Despite these concerns, the FDA recently denied a citizen's petition from Public Citizen, a consumer advocacy organization (and went against its own advisory panel's 14-to-12 vote), in favor of a phased withdrawal of propoxyphene from the market. The agency says that there is evidence that the drug effectively treats pain when taken at recommended doses. Some doctors say they are glad that the FDA has not withdrawn propoxyphene, because that means people in pain have more options for treatment. "One of the controversies is you don't want to take away options for people who can't tolerate Vicodin or other stronger medications," says Rollin Gallagher, president of the American Academy of Pain Medicine and clinical professor of psychiatry and anesthesiology in pain medicine at the University of Pennsylvania. The key here, he says, is to spend time with your doctors asking questions, writing things down, and really understanding how to properly take medications.

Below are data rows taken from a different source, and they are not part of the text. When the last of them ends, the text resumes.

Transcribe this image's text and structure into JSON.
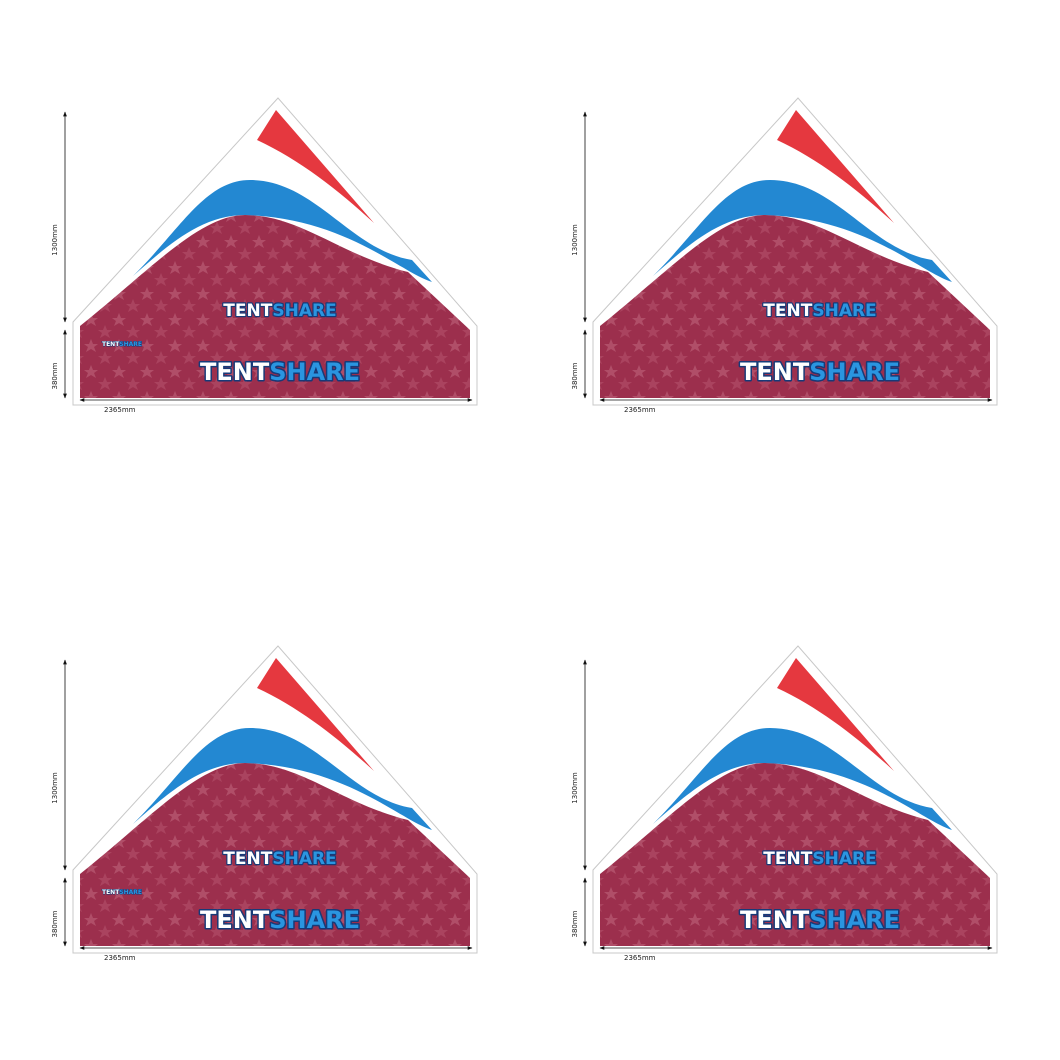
{
  "panels": [
    {
      "height_label": "1300mm",
      "base_label": "380mm",
      "width_label": "2365mm",
      "logos": [
        {
          "tent": "TENT",
          "share": "SHARE"
        },
        {
          "tent": "TENT",
          "share": "SHARE"
        },
        {
          "tent": "TENT",
          "share": "SHARE"
        }
      ]
    },
    {
      "height_label": "1300mm",
      "base_label": "380mm",
      "width_label": "2365mm",
      "logos": [
        {
          "tent": "TENT",
          "share": "SHARE"
        },
        {
          "tent": "TENT",
          "share": "SHARE"
        }
      ]
    },
    {
      "height_label": "1300mm",
      "base_label": "380mm",
      "width_label": "2365mm",
      "logos": [
        {
          "tent": "TENT",
          "share": "SHARE"
        },
        {
          "tent": "TENT",
          "share": "SHARE"
        },
        {
          "tent": "TENT",
          "share": "SHARE"
        }
      ]
    },
    {
      "height_label": "1300mm",
      "base_label": "380mm",
      "width_label": "2365mm",
      "logos": [
        {
          "tent": "TENT",
          "share": "SHARE"
        },
        {
          "tent": "TENT",
          "share": "SHARE"
        }
      ]
    }
  ]
}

In addition to requiring a beefed-up label for these medications—which the manufacturers must submit within 30 days of the July 7 announcement (or state why they don't think labeling changes are necessary)—the FDA is ordering a new study to look into how propoxyphene affects the heart at higher-than-recommended dosages. The agency says that this could lead to regulatory action, depending on the findings. "The issue is that, in rare cases, it can affect the heart rhythm in a deadly way," Fishman says. The FDA says it intends to collaborate with the Centers for Medicare and Medicaid Services and the Veterans Health Administration to study how often elderly people take propoxyphene instead of other types of pain medications and the difference in safety between these medications and other pain medications.
Cynthia Reilly, director of the practice development division at the American Society of Health-System Pharmacists, says the organization was disappointed that the FDA did not pull propoxyphene from the market. "We testified, calling for market withdrawal [because of] safety concerns with propoxyphene," she says. "Considering the number of other options, and considering the safety and effectiveness concerns, we would've hoped that it would've been withdrawn from the market."
In prepared written testimony for a statement given before the FDA in January, Reilly cited research that she says demonstrates that propoxyphene has a poor record of effectiveness. Among the research she cited was a meta-analysis of 26 studies involving 2,231 patients who had postoperative, arthritis, or musculoskeletal pain that compared the effectiveness of acetaminophen plus propoxyphene and the effectiveness of acetaminophen taken alone or with a placebo. The findings showed that adding propoxyphene was no more effective than taking acetaminophen alone. Another study she cited involved patients with moderate to severe postoperative pain; it found that a propoxyphene-acetaminophen combination was about as effective as another pain medication called tramadol but was less effective than ibuprofen.